Убедившись, что наряд полностью соответствует той грустной миссии, которая ей предстоит, Анна двинулась по пустынным холлам дворца. Юбки ее громко шуршали в тишине, а молчаливые стражники в коридорах, салютуя ей, поднимали алебарды.
Она прошествовала по широкой лестнице вниз, к салону, где по вечерам собирался весь двор. Музыка и танцы, игры и театральные представления, которые устраивали свои и заезжие комедианты, грубые сценки придворных шутов, шарады и живые картины (в них часто принимали участие и сами придворные) — всего этого там было более чем в избытке. Взрывы смеха, музыка, громкие голоса, звон золотых монет на игральных столах встретили Анну задолго до того, как она достигла двери главного салона. Она степенно вошла, нисколько не волнуясь, чувствуя только какой-то озноб (наверное, от ее золотого одеяния), кивками отвечала на приветствия направо и налево и коротко на вежливые вопросы о здоровье. Наконец, подойдя к карточному столу, она встала за креслом Пьера. Он уже изрядно нагрузился вином и был в большом проигрыше. Осторожно Анна оглянулась вокруг, где-то здесь должен быть Людовик.
Он стоял в противоположном конце салона, вполоборота к ней, и беседовал с Рене де Бурбоном, скорее всего об игре в мяч, ибо о ней только и мог беседовать Рене. Он по-прежнему побеждал всех. Как раз только что он вернулся из поездки в Англию, где игры с мячом тоже очень популярны. Рене был горд тем, что побил тамошних игроков.

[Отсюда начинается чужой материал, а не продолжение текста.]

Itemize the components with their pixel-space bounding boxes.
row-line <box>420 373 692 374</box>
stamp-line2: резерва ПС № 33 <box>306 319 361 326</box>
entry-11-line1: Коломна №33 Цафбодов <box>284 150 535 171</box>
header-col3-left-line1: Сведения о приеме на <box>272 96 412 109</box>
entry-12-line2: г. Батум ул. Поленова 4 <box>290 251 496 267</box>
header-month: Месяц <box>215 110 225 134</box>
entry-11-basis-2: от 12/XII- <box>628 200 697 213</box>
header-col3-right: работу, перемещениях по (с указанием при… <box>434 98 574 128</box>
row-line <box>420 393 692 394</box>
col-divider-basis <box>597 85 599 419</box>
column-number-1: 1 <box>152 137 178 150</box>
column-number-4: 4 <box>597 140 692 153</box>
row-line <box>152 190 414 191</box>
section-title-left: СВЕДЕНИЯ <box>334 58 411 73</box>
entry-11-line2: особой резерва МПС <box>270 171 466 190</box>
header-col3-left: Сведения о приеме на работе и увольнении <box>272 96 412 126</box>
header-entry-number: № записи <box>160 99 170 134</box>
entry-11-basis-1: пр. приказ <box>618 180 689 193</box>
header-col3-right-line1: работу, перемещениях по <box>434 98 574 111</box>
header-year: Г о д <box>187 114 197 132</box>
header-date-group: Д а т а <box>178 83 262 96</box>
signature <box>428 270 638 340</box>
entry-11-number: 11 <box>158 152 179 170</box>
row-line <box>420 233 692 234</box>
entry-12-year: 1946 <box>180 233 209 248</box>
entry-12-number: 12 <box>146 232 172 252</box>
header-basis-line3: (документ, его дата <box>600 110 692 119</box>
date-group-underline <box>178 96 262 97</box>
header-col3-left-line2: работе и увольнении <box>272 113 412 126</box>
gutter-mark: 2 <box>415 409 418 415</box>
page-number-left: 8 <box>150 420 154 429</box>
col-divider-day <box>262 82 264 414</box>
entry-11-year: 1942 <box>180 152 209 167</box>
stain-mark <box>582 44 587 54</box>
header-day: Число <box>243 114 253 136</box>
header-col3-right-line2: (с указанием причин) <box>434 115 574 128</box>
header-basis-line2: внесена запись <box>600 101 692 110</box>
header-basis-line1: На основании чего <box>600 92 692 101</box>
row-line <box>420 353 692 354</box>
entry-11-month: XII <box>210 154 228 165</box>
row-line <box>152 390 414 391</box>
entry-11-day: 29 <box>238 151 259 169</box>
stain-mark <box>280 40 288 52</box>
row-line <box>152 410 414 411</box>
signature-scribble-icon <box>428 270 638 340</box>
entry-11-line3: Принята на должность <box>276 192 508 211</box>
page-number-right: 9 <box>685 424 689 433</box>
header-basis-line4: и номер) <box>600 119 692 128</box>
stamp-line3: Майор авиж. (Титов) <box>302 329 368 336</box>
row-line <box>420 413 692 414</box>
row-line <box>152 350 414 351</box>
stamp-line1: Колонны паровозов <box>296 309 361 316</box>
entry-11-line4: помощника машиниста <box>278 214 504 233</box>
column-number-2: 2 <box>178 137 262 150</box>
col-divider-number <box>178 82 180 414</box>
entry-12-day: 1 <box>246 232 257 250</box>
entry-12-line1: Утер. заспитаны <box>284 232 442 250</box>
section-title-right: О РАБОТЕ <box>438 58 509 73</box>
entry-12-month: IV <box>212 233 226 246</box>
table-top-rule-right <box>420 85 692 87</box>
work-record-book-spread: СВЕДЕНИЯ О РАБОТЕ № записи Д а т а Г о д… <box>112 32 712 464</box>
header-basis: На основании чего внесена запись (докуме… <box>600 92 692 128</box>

Анна рассматривала Людовика, довольная тем, что он ее пока не видит. Усы ему совсем ни к чему — это она решила сразу. Они как-то меняют его лицо, делают его старше… а возможно, они ей не понравились, потому что понравились Денизе. В любом случае, рот у него совсем не такой, что его следует скрывать. Он обязательно должен их сбрить, она скажет ему об этом. Он был не такой загорелый, каким она в последний раз его видела, так ведь они виделись в последний раз в сентябре, в конце лета. Прическа его тоже была сейчас другой — короткие волосы зачесаны назад, открыв почти весь лоб. Похоже, разговор с Рене его не очень занимал. Он рассеянно подавал какие-то реплики, а сам обшаривал глазами салон, наверное разочарованный тем, что ее нет (а она должна была обязательно быть), и встревоженный ее возможной болезнью.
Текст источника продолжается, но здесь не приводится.